Le dossier de la "louve normande" rebondit dans les Alpes du Sud.
Dans un communiqué commun publié ce vendredi, les Jeunes Agriculteurs des Hautes-Alpes et des Alpes-de-Haute-Provence affirment qu’un loup équipé d’un collier GPS a été abattu à La Bréole, dans les Alpes-de-Haute-Provence, dans le cadre d’un tir de défense autorisé pour protéger les troupeaux.

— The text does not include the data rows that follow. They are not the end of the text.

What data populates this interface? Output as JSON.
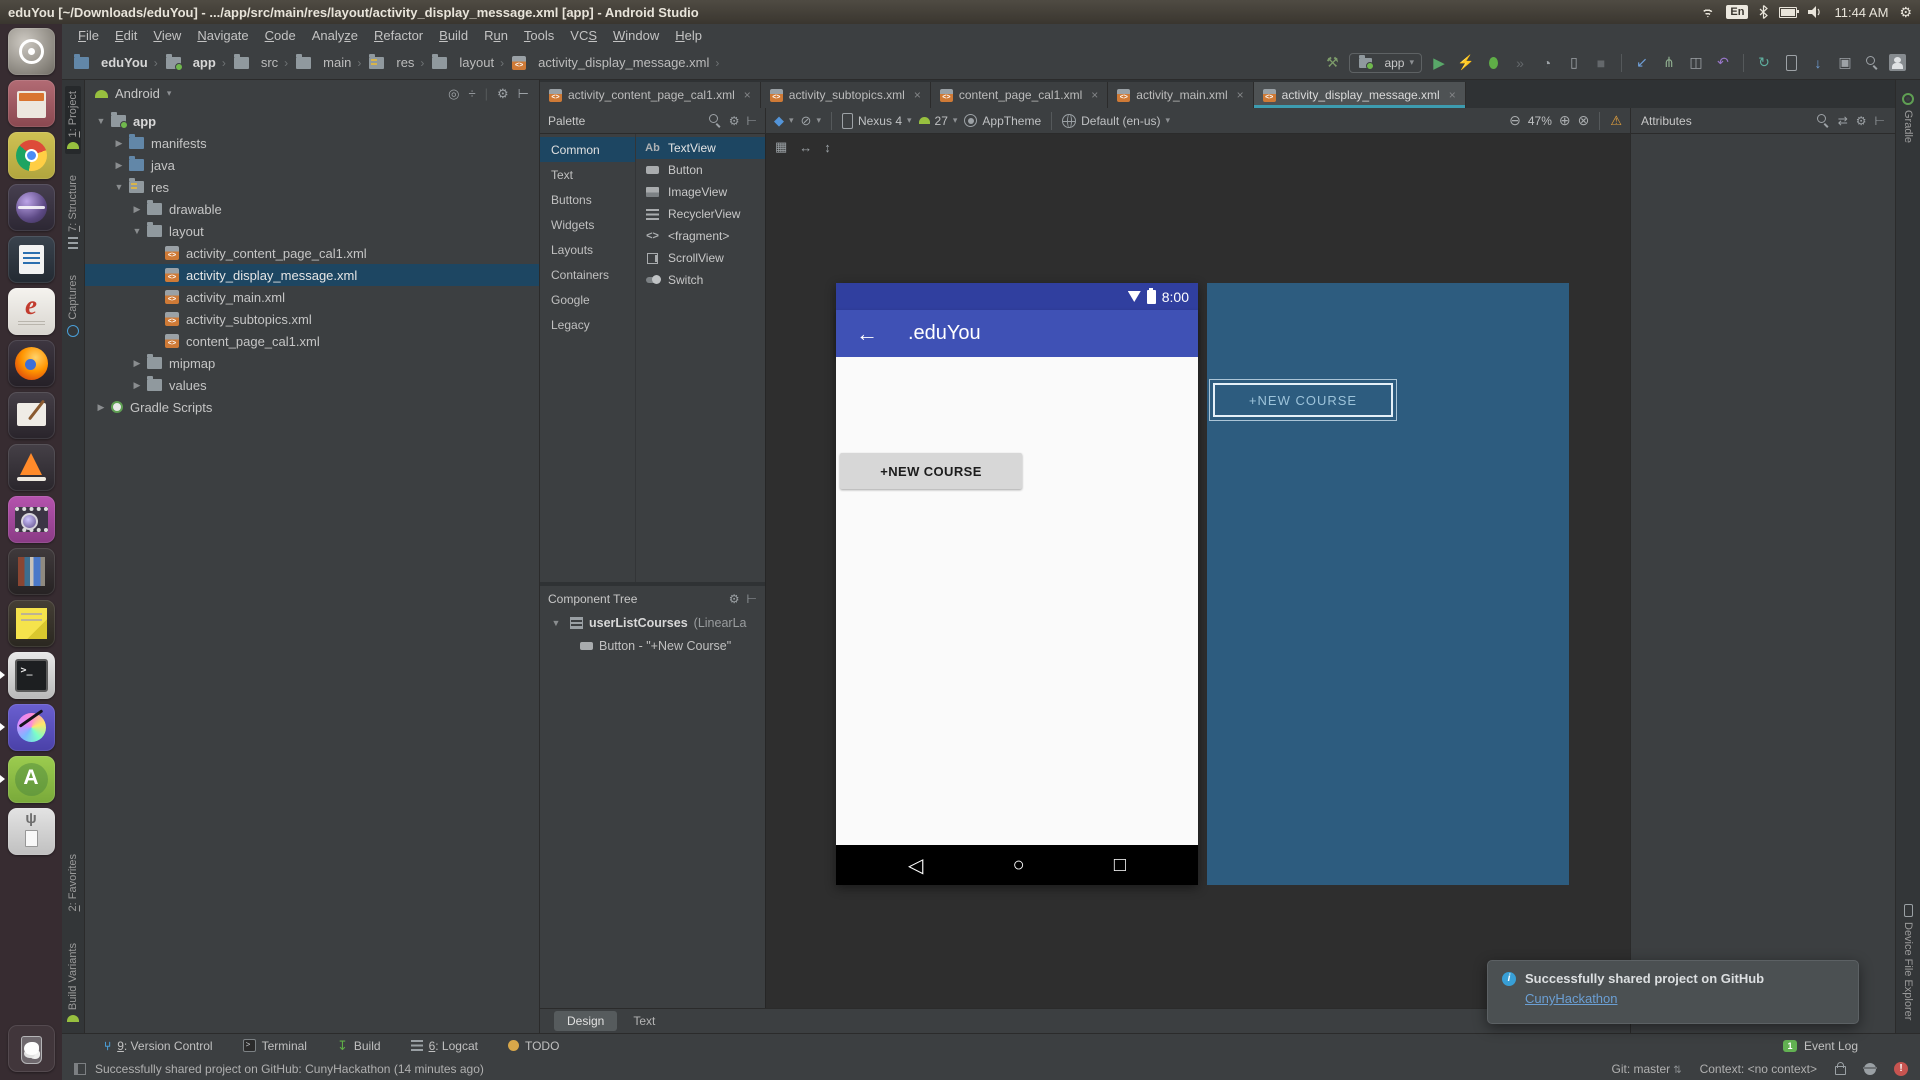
{
  "ubuntu": {
    "title": "eduYou [~/Downloads/eduYou] - .../app/src/main/res/layout/activity_display_message.xml [app] - Android Studio",
    "tray": {
      "language": "En",
      "time": "11:44 AM"
    },
    "launcher": [
      {
        "name": "ubuntu-dash",
        "cls": "ic-dash"
      },
      {
        "name": "files",
        "cls": "ic-files"
      },
      {
        "name": "chrome",
        "cls": "ic-chrome"
      },
      {
        "name": "eclipse",
        "cls": "ic-eclipse"
      },
      {
        "name": "libreoffice-writer",
        "cls": "ic-writer"
      },
      {
        "name": "document-viewer",
        "cls": "ic-evince"
      },
      {
        "name": "firefox",
        "cls": "ic-firefox"
      },
      {
        "name": "gimp",
        "cls": "ic-gimp"
      },
      {
        "name": "vlc",
        "cls": "ic-vlc"
      },
      {
        "name": "video-player",
        "cls": "ic-video"
      },
      {
        "name": "calibre",
        "cls": "ic-calibre"
      },
      {
        "name": "sticky-notes",
        "cls": "ic-notes"
      },
      {
        "name": "terminal",
        "cls": "ic-terminal",
        "running": true
      },
      {
        "name": "krita",
        "cls": "ic-krita",
        "running": true
      },
      {
        "name": "android-studio",
        "cls": "ic-studio",
        "running": true
      },
      {
        "name": "usb-creator",
        "cls": "ic-usb"
      },
      {
        "name": "trash",
        "cls": "ic-trash"
      }
    ]
  },
  "menu_bar": [
    {
      "label": "File",
      "m": 0
    },
    {
      "label": "Edit",
      "m": 0
    },
    {
      "label": "View",
      "m": 0
    },
    {
      "label": "Navigate",
      "m": 0
    },
    {
      "label": "Code",
      "m": 0
    },
    {
      "label": "Analyze",
      "m": 5
    },
    {
      "label": "Refactor",
      "m": 0
    },
    {
      "label": "Build",
      "m": 0
    },
    {
      "label": "Run",
      "m": 1
    },
    {
      "label": "Tools",
      "m": 0
    },
    {
      "label": "VCS",
      "m": 2
    },
    {
      "label": "Window",
      "m": 0
    },
    {
      "label": "Help",
      "m": 0
    }
  ],
  "breadcrumbs": [
    {
      "label": "eduYou",
      "icon": "folder-blue",
      "bold": true
    },
    {
      "label": "app",
      "icon": "module",
      "bold": true
    },
    {
      "label": "src",
      "icon": "folder"
    },
    {
      "label": "main",
      "icon": "folder"
    },
    {
      "label": "res",
      "icon": "folder-res"
    },
    {
      "label": "layout",
      "icon": "folder"
    },
    {
      "label": "activity_display_message.xml",
      "icon": "xml"
    }
  ],
  "run_widget": {
    "config": "app"
  },
  "left_stripe": {
    "top": [
      {
        "label": "1: Project",
        "icon": "project-tool",
        "active": true,
        "u": true
      },
      {
        "label": "7: Structure",
        "icon": "structure-tool",
        "u": true
      },
      {
        "label": "Captures",
        "icon": "captures-tool"
      }
    ],
    "bottom": [
      {
        "label": "2: Favorites",
        "icon": "favorites-tool",
        "u": true
      },
      {
        "label": "Build Variants",
        "icon": "build-variants-tool"
      }
    ]
  },
  "project_panel": {
    "view": "Android",
    "tree": [
      {
        "label": "app",
        "depth": 0,
        "chev": "down",
        "icon": "module",
        "bold": true
      },
      {
        "label": "manifests",
        "depth": 1,
        "chev": "right",
        "icon": "folder-blue"
      },
      {
        "label": "java",
        "depth": 1,
        "chev": "right",
        "icon": "folder-blue"
      },
      {
        "label": "res",
        "depth": 1,
        "chev": "down",
        "icon": "folder-res"
      },
      {
        "label": "drawable",
        "depth": 2,
        "chev": "right",
        "icon": "folder"
      },
      {
        "label": "layout",
        "depth": 2,
        "chev": "down",
        "icon": "folder"
      },
      {
        "label": "activity_content_page_cal1.xml",
        "depth": 3,
        "icon": "xml"
      },
      {
        "label": "activity_display_message.xml",
        "depth": 3,
        "icon": "xml",
        "selected": true
      },
      {
        "label": "activity_main.xml",
        "depth": 3,
        "icon": "xml"
      },
      {
        "label": "activity_subtopics.xml",
        "depth": 3,
        "icon": "xml"
      },
      {
        "label": "content_page_cal1.xml",
        "depth": 3,
        "icon": "xml"
      },
      {
        "label": "mipmap",
        "depth": 2,
        "chev": "right",
        "icon": "folder"
      },
      {
        "label": "values",
        "depth": 2,
        "chev": "right",
        "icon": "folder"
      },
      {
        "label": "Gradle Scripts",
        "depth": 0,
        "chev": "right",
        "icon": "gradle"
      }
    ]
  },
  "editor_tabs": [
    {
      "label": "activity_content_page_cal1.xml"
    },
    {
      "label": "activity_subtopics.xml"
    },
    {
      "label": "content_page_cal1.xml"
    },
    {
      "label": "activity_main.xml"
    },
    {
      "label": "activity_display_message.xml",
      "active": true
    }
  ],
  "palette": {
    "title": "Palette",
    "categories": [
      "Common",
      "Text",
      "Buttons",
      "Widgets",
      "Layouts",
      "Containers",
      "Google",
      "Legacy"
    ],
    "selected_category": "Common",
    "items": [
      {
        "glyph": "Ab",
        "label": "TextView",
        "selected": true
      },
      {
        "icon": "button",
        "label": "Button"
      },
      {
        "icon": "image",
        "label": "ImageView"
      },
      {
        "icon": "list",
        "label": "RecyclerView"
      },
      {
        "glyph": "<>",
        "label": "<fragment>"
      },
      {
        "icon": "scroll",
        "label": "ScrollView"
      },
      {
        "icon": "switch",
        "label": "Switch"
      }
    ]
  },
  "design_bar": {
    "device": "Nexus 4",
    "api_level": "27",
    "theme": "AppTheme",
    "locale": "Default (en-us)",
    "zoom": "47%"
  },
  "component_tree": {
    "title": "Component Tree",
    "root_name": "userListCourses",
    "root_type": "(LinearLa",
    "child_label": "Button - \"+New Course\""
  },
  "phone": {
    "status_time": "8:00",
    "app_title": ".eduYou",
    "back_glyph": "←",
    "button_label": "+NEW COURSE",
    "nav_back": "◁",
    "nav_home": "○",
    "nav_recents": "□"
  },
  "blueprint": {
    "button_label": "+NEW COURSE"
  },
  "mode_tabs": [
    {
      "label": "Design",
      "active": true
    },
    {
      "label": "Text"
    }
  ],
  "attributes": {
    "title": "Attributes"
  },
  "right_stripe": [
    {
      "label": "Gradle",
      "icon": "gradle-tool"
    },
    {
      "label": "Device File Explorer",
      "icon": "device-explorer-tool"
    }
  ],
  "bottom_bar": {
    "left": [
      {
        "label": "9: Version Control",
        "icon": "vcs",
        "u": true
      },
      {
        "label": "Terminal",
        "icon": "terminal"
      },
      {
        "label": "Build",
        "icon": "build"
      },
      {
        "label": "6: Logcat",
        "icon": "logcat",
        "u": true
      },
      {
        "label": "TODO",
        "icon": "todo"
      }
    ],
    "event_log": "Event Log"
  },
  "status_bar": {
    "message": "Successfully shared project on GitHub: CunyHackathon (14 minutes ago)",
    "git_label": "Git: master",
    "context_label": "Context: <no context>"
  },
  "notification": {
    "title": "Successfully shared project on GitHub",
    "link": "CunyHackathon"
  },
  "colors": {
    "appbar_indigo": "#3F51B5",
    "statusbar_indigo": "#303F9F",
    "blueprint_blue": "#2d5c7f",
    "selection_blue": "#1d4662",
    "tab_underline_teal": "#3d9cb0",
    "warning_orange": "#e8a33d"
  }
}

Selon le syndicat agricole, plusieurs éléments laissent penser qu’il pourrait s’agir de la louve retrouvée vivante dans un piège à renards en Seine-Maritime le 10 mai dernier, avant d’être relâchée par les services de l’État dans l’arc alpin.
Les Jeunes Agriculteurs précisent ne pas disposer de confirmation officielle sur l’identité de l’animal abattu, mais jugent le "faisceau d’indices troublant".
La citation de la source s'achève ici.